Because of this back stack behavior, it is possible to have up to 8 instances of the same Windows Media Center application running in separate ehExtHost processes on the user’s system. Having multiple instances of the same Windows Media Center application running on the system simultaneously can cause the following problems:
Performance – large applications can quickly consume a lot of system resources and slow down the overall system performance. This is particularly problematic for hosted XBAP applications because XBAPs are hosted by another executable named PresentationHost.exe in addition to ehExtHost.exe.
Shared resources – if a Media Center application reads from and writes to shared data sources on the file system or in the registry, having multiple instances running at the same time can cause resource contention problems, race conditions and other problems in the application code.
It is possible to code a Windows Media Center application to prevent multiple instances from being launched and running at the same time on the user’s system. Jossef Goldberg, a program manager on the Windows Presentation Foundation (WPF) team, has posted a sample application to demonstrate how to accomplish this. His example, which can be downloaded from this location, provides sample code for an XBAP application, but the concepts can be applied equally to Media Center Markup Language (MCML) applications or Windows Media Center Presentation Layer background applications.
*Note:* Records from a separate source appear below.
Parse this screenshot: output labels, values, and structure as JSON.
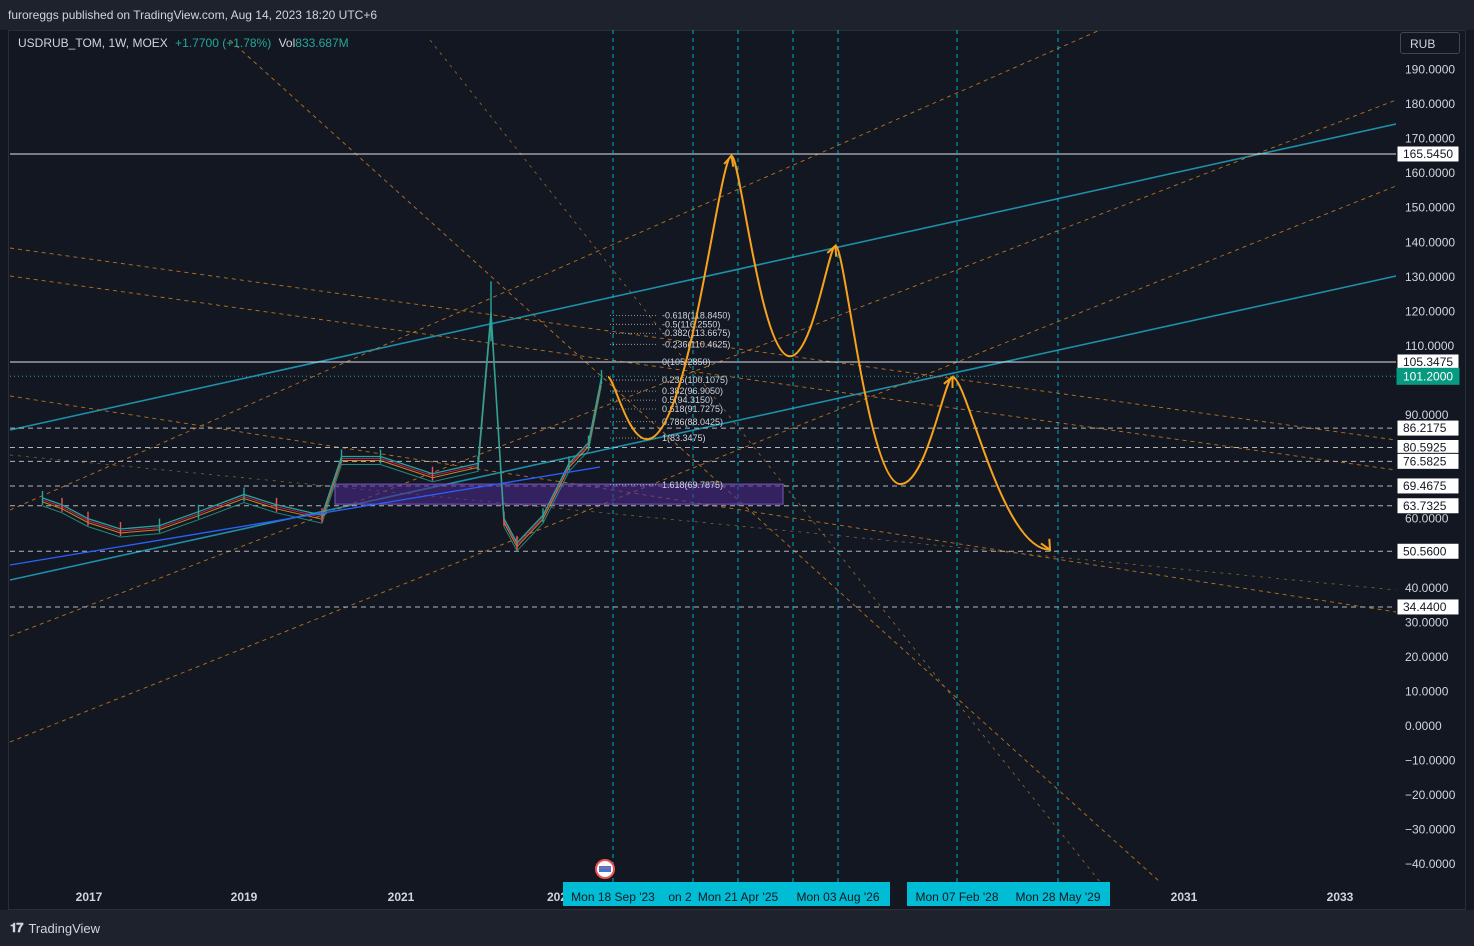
{
  "header": {
    "published": "furoreggs published on TradingView.com, Aug 14, 2023 18:20 UTC+6"
  },
  "legend": {
    "symbol": "USDRUB_TOM, 1W, MOEX",
    "change": "+1.7700 (+1.78%)",
    "vol_label": "Vol",
    "vol_value": "833.687M"
  },
  "currency_button": "RUB",
  "footer": {
    "brand": "TradingView"
  },
  "colors": {
    "background": "#131722",
    "channel": "#1e8fa8",
    "projection": "#f7a21b",
    "fib_dotted": "#b2b5be",
    "accent_badge": "#089981",
    "date_badge": "#00bcd4"
  },
  "chart_data": {
    "type": "line",
    "title": "",
    "xlabel": "",
    "ylabel": "",
    "x_ticks": [
      "2017",
      "2019",
      "2021",
      "202",
      "2031",
      "2033"
    ],
    "y_ticks": [
      "190.0000",
      "180.0000",
      "170.0000",
      "160.0000",
      "150.0000",
      "140.0000",
      "130.0000",
      "120.0000",
      "110.0000",
      "90.0000",
      "60.0000",
      "40.0000",
      "30.0000",
      "20.0000",
      "10.0000",
      "0.0000",
      "−10.0000",
      "−20.0000",
      "−30.0000",
      "−40.0000"
    ],
    "ylim": [
      -44,
      200
    ],
    "price_levels": [
      {
        "label": "165.5450",
        "value": 165.545,
        "style": "solid"
      },
      {
        "label": "105.3475",
        "value": 105.3475,
        "style": "solid"
      },
      {
        "label": "101.2000",
        "value": 101.2,
        "style": "current"
      },
      {
        "label": "86.2175",
        "value": 86.2175,
        "style": "dashed"
      },
      {
        "label": "80.5925",
        "value": 80.5925,
        "style": "dashed"
      },
      {
        "label": "76.5825",
        "value": 76.5825,
        "style": "dashed"
      },
      {
        "label": "69.4675",
        "value": 69.4675,
        "style": "dashed"
      },
      {
        "label": "63.7325",
        "value": 63.7325,
        "style": "dashed"
      },
      {
        "label": "50.5600",
        "value": 50.56,
        "style": "dashed"
      },
      {
        "label": "34.4400",
        "value": 34.44,
        "style": "dashed"
      }
    ],
    "fib_levels": [
      {
        "label": "-0.618(118.8450)",
        "value": 118.845
      },
      {
        "label": "-0.5(116.2550)",
        "value": 116.255
      },
      {
        "label": "-0.382(113.6675)",
        "value": 113.6675
      },
      {
        "label": "-0.236(110.4625)",
        "value": 110.4625
      },
      {
        "label": "0(105.2850)",
        "value": 105.285
      },
      {
        "label": "0.236(100.1075)",
        "value": 100.1075
      },
      {
        "label": "0.382(96.9050)",
        "value": 96.905
      },
      {
        "label": "0.5(94.3150)",
        "value": 94.315
      },
      {
        "label": "0.618(91.7275)",
        "value": 91.7275
      },
      {
        "label": "0.786(88.0425)",
        "value": 88.0425
      },
      {
        "label": "1(83.3475)",
        "value": 83.3475
      },
      {
        "label": "1.618(69.7875)",
        "value": 69.7875
      }
    ],
    "date_markers": [
      "Mon 18 Sep '23",
      "on 2",
      "Mon 21 Apr '25",
      "Mon 03 Aug '26",
      "Mon 07 Feb '28",
      "Mon 28 May '29"
    ],
    "projection_path": [
      {
        "date": "2023-09",
        "price": 101
      },
      {
        "date": "2024-03",
        "price": 83
      },
      {
        "date": "2025-04",
        "price": 165
      },
      {
        "date": "2026-01",
        "price": 107
      },
      {
        "date": "2026-08",
        "price": 139
      },
      {
        "date": "2027-06",
        "price": 70
      },
      {
        "date": "2028-02",
        "price": 101
      },
      {
        "date": "2029-05",
        "price": 51
      }
    ],
    "price_history": [
      {
        "date": "2016-06",
        "price": 66
      },
      {
        "date": "2016-09",
        "price": 64
      },
      {
        "date": "2017-01",
        "price": 60
      },
      {
        "date": "2017-06",
        "price": 57
      },
      {
        "date": "2017-12",
        "price": 58
      },
      {
        "date": "2018-06",
        "price": 62
      },
      {
        "date": "2019-01",
        "price": 67
      },
      {
        "date": "2019-06",
        "price": 64
      },
      {
        "date": "2020-01",
        "price": 61
      },
      {
        "date": "2020-04",
        "price": 78
      },
      {
        "date": "2020-10",
        "price": 78
      },
      {
        "date": "2021-06",
        "price": 73
      },
      {
        "date": "2022-01",
        "price": 76
      },
      {
        "date": "2022-03",
        "price": 120
      },
      {
        "date": "2022-05",
        "price": 60
      },
      {
        "date": "2022-07",
        "price": 53
      },
      {
        "date": "2022-11",
        "price": 61
      },
      {
        "date": "2023-03",
        "price": 76
      },
      {
        "date": "2023-06",
        "price": 82
      },
      {
        "date": "2023-08",
        "price": 101
      }
    ]
  }
}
This sample application includes 2 pieces:
A stub application entry point that is used to ensure single instancing
The “real” application entry point that contains the code and UI that the user sees within Windows Media Center
Both entry points are registered with Windows Media Center using the RegisterApplication API or the RegisterMceApp utility. However, only the stub entry point will appear within the Windows Media Center UI and allow the user to click on it to invoke it. The real entry point is registered with a hidden category so that the user cannot invoke it directly, which allows the stub entry point to manage invokation of the real entry point.
A mutex is created at the beginning of the Launch method in the stub entry point that is called by Windows Media Center when the user clicks on an entry point in the UI. If the mutex is acquired successfully, the stub entry point code calls the LaunchEntryPoint API to create a new instance of the real entry point. If the mutex is already held and cannot be created, the stub entry point code calls the ReturnToApplication API to navigate to the instance of the real entry point that is already running in the Windows Media Center back stack.

The following is an example implementation of the Launch method for a Windows Media Center stub entry point that can be used to ensure that at most a single instance of an application will be running at any given time. You will need to replace <application_guid> and <entrypoint_guid> with the actual GUID values for your real entry point.

public void Launch(AddInHost host)
{
// Create a named Mutex to check if an instance of this application is already running
bool bMyMutexWasCreated;
Mutex myMutex = new Mutex(true, "MyMediaCenterMutex", out bMyMutexWasCreated);
if (!bMyMutexWasCreated)
{
// If we get here, the application is already running; bring it to the foreground
host.ApplicationContext.ReturnToApplication();
}
else
{
// If we get here, the application is not running; launch it now
host.MediaCenterEnvironment.LaunchEntryPoint(new Guid("{<application_guid>}"), new Guid("{<entrypoint_guid>}"), null);
}
}
You can also try out a runnable XBAP sample application that implements the above algorithm by downloading the ZIP file at this location and following the instructions in LaunchSingleInstance_ReadMe.doc inside of the ZIP file.